Christ, who was the administrator for the Arkansas Civil War Sesquicentennial Commission that ended its work last year, said the committee can follow that commission's footprint: Develop a website, a logo, set up a speakers bureau, and sanction official centennial observances within the state.

Involving Weishaar as much as his schedule can afford would also be a plus, committee member Peter MacKeith, dean of the Fay Jones School of Architecture and Design at UA, said of his former student.

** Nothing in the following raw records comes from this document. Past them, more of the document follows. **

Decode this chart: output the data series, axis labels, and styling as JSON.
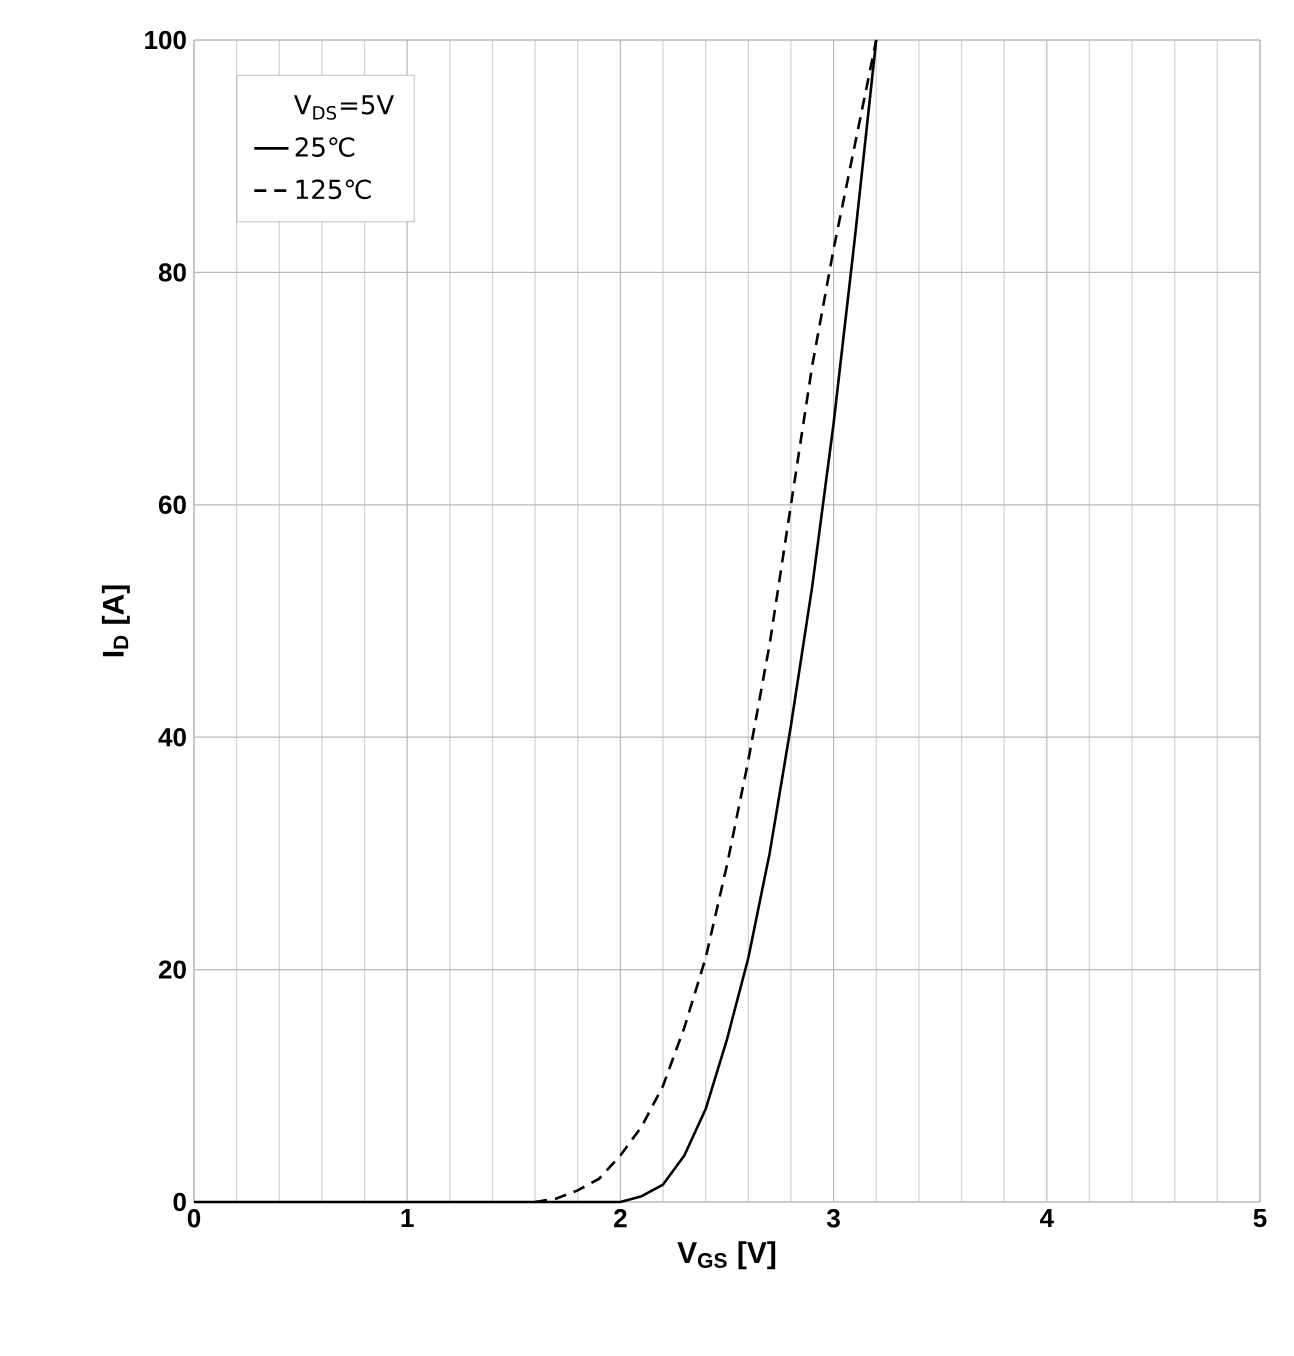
{
  "chart_data": {
    "type": "line",
    "xlabel": "V$_{GS}$ [V]",
    "ylabel": "I$_{D}$ [A]",
    "legend_title": "V$_{DS}$=5V",
    "xlim": [
      0,
      5
    ],
    "ylim": [
      0,
      100
    ],
    "xticks": [
      0,
      1,
      2,
      3,
      4,
      5
    ],
    "yticks": [
      0,
      20,
      40,
      60,
      80,
      100
    ],
    "grid": true,
    "legend": "top left",
    "series": [
      {
        "name": "25℃",
        "color": "#000000",
        "line_style": "solid",
        "x": [
          0,
          1,
          2.0,
          2.1,
          2.2,
          2.3,
          2.4,
          2.5,
          2.6,
          2.7,
          2.8,
          2.9,
          3.0,
          3.1,
          3.2
        ],
        "values": [
          0,
          0,
          0,
          0.5,
          1.5,
          4,
          8,
          14,
          21,
          30,
          41,
          53,
          67,
          83,
          100
        ]
      },
      {
        "name": "125℃",
        "color": "#000000",
        "line_style": "dashed",
        "x": [
          1.6,
          1.7,
          1.8,
          1.9,
          2.0,
          2.1,
          2.2,
          2.3,
          2.4,
          2.5,
          2.6,
          2.7,
          2.8,
          2.9,
          3.0,
          3.1,
          3.2
        ],
        "values": [
          0,
          0.3,
          1,
          2,
          4,
          6.5,
          10,
          15,
          21,
          29,
          38,
          48,
          60,
          72,
          82,
          91,
          100
        ]
      }
    ]
  }
}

Committee members with Christ and MacKeith are: Chairman Shawn Fisher, history professor at Harding University; vice chairman Raymond Screws, director of the Arkansas National Guard Museum; Lisa Speer, state historian; Sarah Jones, Arkansas Department of Veterans Affairs representative; Lt. Col. Joel Lynch, Arkansas National Guard public affairs officer; Maj. Gen. Mark Berry, director of the Military Department of Arkansas; and Retired Lt. Col. Ken Griffin, Military and Veterans Affairs liaison for the governor's office.